De beraadslaging wordt geopend.

De heer Dittrich (D66):

Mijnheer de voorzitter! Ongeveer twee weken geleden hebben wij een algemeen overleg gehad met de minister van Justitie over de zogenaamde Penitentiaire maatregel. In die maatregel worden allerlei onderwerpen geregeld die voor mensen die gevangen zitten van belang zijn. Ik wil mij in dit heel korte debatje richten op één onderdeel daarvan en dat is de gezondheidszorg voor de gevangenen.

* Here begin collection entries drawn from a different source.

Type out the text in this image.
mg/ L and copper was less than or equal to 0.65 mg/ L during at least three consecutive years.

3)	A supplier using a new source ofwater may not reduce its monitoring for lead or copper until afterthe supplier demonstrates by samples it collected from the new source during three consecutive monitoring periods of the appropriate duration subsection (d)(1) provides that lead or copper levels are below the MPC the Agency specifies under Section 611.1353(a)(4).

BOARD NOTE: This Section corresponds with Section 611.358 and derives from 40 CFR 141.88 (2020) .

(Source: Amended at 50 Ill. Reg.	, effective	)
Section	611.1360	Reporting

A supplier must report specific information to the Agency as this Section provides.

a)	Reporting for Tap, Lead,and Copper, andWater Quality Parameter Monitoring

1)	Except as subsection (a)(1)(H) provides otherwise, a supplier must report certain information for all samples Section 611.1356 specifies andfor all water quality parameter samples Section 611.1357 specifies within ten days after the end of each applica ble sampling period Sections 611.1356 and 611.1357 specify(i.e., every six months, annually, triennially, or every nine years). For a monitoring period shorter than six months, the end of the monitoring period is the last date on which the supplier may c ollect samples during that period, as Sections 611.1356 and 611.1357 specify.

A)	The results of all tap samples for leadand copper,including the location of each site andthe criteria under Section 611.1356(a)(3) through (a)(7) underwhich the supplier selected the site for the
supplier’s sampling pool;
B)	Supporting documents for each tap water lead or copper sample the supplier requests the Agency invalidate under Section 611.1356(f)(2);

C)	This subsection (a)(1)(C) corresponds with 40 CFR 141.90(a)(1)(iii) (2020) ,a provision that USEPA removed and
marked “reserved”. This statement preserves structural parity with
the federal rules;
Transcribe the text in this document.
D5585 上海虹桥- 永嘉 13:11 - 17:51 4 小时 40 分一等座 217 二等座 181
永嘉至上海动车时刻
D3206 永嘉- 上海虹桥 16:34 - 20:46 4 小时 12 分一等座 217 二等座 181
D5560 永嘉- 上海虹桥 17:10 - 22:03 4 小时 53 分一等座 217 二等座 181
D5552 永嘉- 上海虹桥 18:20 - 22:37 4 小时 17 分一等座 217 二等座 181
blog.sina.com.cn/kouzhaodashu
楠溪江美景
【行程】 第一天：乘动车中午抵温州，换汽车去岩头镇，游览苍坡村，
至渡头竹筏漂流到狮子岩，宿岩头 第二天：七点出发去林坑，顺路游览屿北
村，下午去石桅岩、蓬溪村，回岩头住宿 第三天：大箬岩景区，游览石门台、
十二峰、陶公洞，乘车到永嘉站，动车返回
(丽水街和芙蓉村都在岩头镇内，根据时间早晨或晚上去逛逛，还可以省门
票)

Zoals de minister van Justitie weet, heeft de voormalig secretaris-generaal de heer Van Dinter een rapport uitgebracht over de wijze waarop die gezondheidszorg geregeld zou moeten worden. Daarin gaat het ook over de rol van de inrichtingsarts. Uit ervaringen die Kamerleden in de afgelopen jaren hebben opgedaan, is wel gebleken dat er bij gedetineerden heel veel onrust is over de wijze waarop door de inrichtingsarts wordt gehandeld. Wij weten uit de rapporten die verschenen zijn dat het vaak lastig is om inrichtingsartsen te vinden. Zij doen zwaar werk en zijn vaak overbelast. Dat heeft dan ook tot gevolg dat de zorg voor gedetineerden er wel eens bij inschiet.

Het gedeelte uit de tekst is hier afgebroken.